C’est seulement à la fin de toutes ces étapes que j’ai pu me dire “c’est bon, on va pouvoir tenter le coup !”. Le rendez-vous était pris : dimanche 14 mai à 21h. Ca passe ou ça casse.

§La migration en elle-même

Dimanche 14 à 20h55, le site Emu Nova est mis en berne pour l’immobiliser. En effet, le problème de ces sites c’est que les données sont perpétuellement altérées (ajout de messages dans les forums, édition de messages, envoi de fichiers). Pour être sûr d’avoir une sauvegarde fidèle à 100%, il faut donc tout arrêter. C’est le moment d’effectuer le changement de DNS.

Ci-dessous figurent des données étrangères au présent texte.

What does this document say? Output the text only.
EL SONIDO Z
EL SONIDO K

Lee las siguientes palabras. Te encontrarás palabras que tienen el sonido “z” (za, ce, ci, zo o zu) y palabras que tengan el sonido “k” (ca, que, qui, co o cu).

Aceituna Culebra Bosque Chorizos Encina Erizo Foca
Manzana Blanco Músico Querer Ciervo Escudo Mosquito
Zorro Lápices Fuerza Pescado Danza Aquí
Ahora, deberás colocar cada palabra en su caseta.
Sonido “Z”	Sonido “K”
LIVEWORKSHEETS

Les DNS, concrètement, c’est l’association entre un nom de domaine (emunova.net par exemple) et l’IP de la machine physique. Si mon appartement correspond à l’hôte (le nom de domaine), son adresse permet d’identifier de façon unique sa présence sur le Web (l’IP). L’opération consiste à dire que l’adresse a changé et qu’il faudra désormais interroger un autre serveur, logeant à une autre adresse mais répondant au même nom. Comme un déménagement classique en somme.

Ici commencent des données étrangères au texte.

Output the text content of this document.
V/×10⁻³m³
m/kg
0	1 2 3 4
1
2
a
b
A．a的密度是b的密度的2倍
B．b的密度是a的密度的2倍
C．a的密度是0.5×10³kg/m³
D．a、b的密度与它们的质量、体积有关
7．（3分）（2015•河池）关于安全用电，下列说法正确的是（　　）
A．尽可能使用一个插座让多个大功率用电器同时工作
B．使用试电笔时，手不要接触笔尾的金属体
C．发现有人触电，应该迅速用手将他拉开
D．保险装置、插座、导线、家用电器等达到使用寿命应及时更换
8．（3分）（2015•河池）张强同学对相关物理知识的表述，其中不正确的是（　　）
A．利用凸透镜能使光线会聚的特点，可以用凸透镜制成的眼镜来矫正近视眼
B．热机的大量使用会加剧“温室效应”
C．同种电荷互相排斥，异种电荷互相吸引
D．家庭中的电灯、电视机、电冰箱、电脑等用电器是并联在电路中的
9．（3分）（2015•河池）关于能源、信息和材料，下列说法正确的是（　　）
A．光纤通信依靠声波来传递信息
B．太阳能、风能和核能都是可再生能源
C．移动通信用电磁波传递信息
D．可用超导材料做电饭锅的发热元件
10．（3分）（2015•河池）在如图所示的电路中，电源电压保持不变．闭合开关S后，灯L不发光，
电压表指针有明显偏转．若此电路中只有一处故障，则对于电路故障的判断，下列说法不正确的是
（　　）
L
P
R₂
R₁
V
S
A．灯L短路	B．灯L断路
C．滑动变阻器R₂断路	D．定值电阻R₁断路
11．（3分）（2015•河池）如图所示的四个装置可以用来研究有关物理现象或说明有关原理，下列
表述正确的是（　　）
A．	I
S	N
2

Bref, 2h30 plus tard, tous les fichiers de sauvegarde ont été créés (site, bases de données, emails) et transférés. Les emails sont remis dans leur compte d’origine. Les sites sont installés, reparamétrés et vérifiés une dernière fois. Il se fait tard et j’avoue ne plus trop avoir le courage d’attendre que les 15Go de roms et d’ISO soient copiés … je n’aime pas dormir avec le PC allumé. Les téléchargeurs fous pourront attendre, une demi-journée sans zizo ou rooms, ça se pardonne contre une petite gâterie ;-D

Délai souvent compris entre 24 et 72h, la propagation de la nouvelle adresse d’emunova.net a été faite en un clin d’oeil. Prenez ça comme étant un transfert d’adresse à votre bien aimée “la Poste”. Probablement parce que la nouvelle destination se trouve en France et que nos serveurs locaux ont été mis à jour en premiers (il y a plusieurs serveurs qui font office d’“annuaire DNS”, une dizaine dans le monde … ça fait pas beaucoup comparé à la masse de noms de domaines en circulation !).

Le lundi 15 à 8h30 pétantes, après un oubli d’intégration de base de données (100 000 messages dans les forums ça s’oublie pas pourtant), le site reprend vie et accueille de nouveau les errants en manque d’activité au lycée, à la fac ou en “pause-café-toute-la-journée”.

§Bilan des courses

Voici donc ce qu’une simple bascule de serveur occasionne : des heures d’étude, des heures de préparation, des heures d’installation. Et quand c’est bien fait, ça représente peu d’ennuis et surtout beaucoup de satisfaction pour de nombreux jours à venir ;-)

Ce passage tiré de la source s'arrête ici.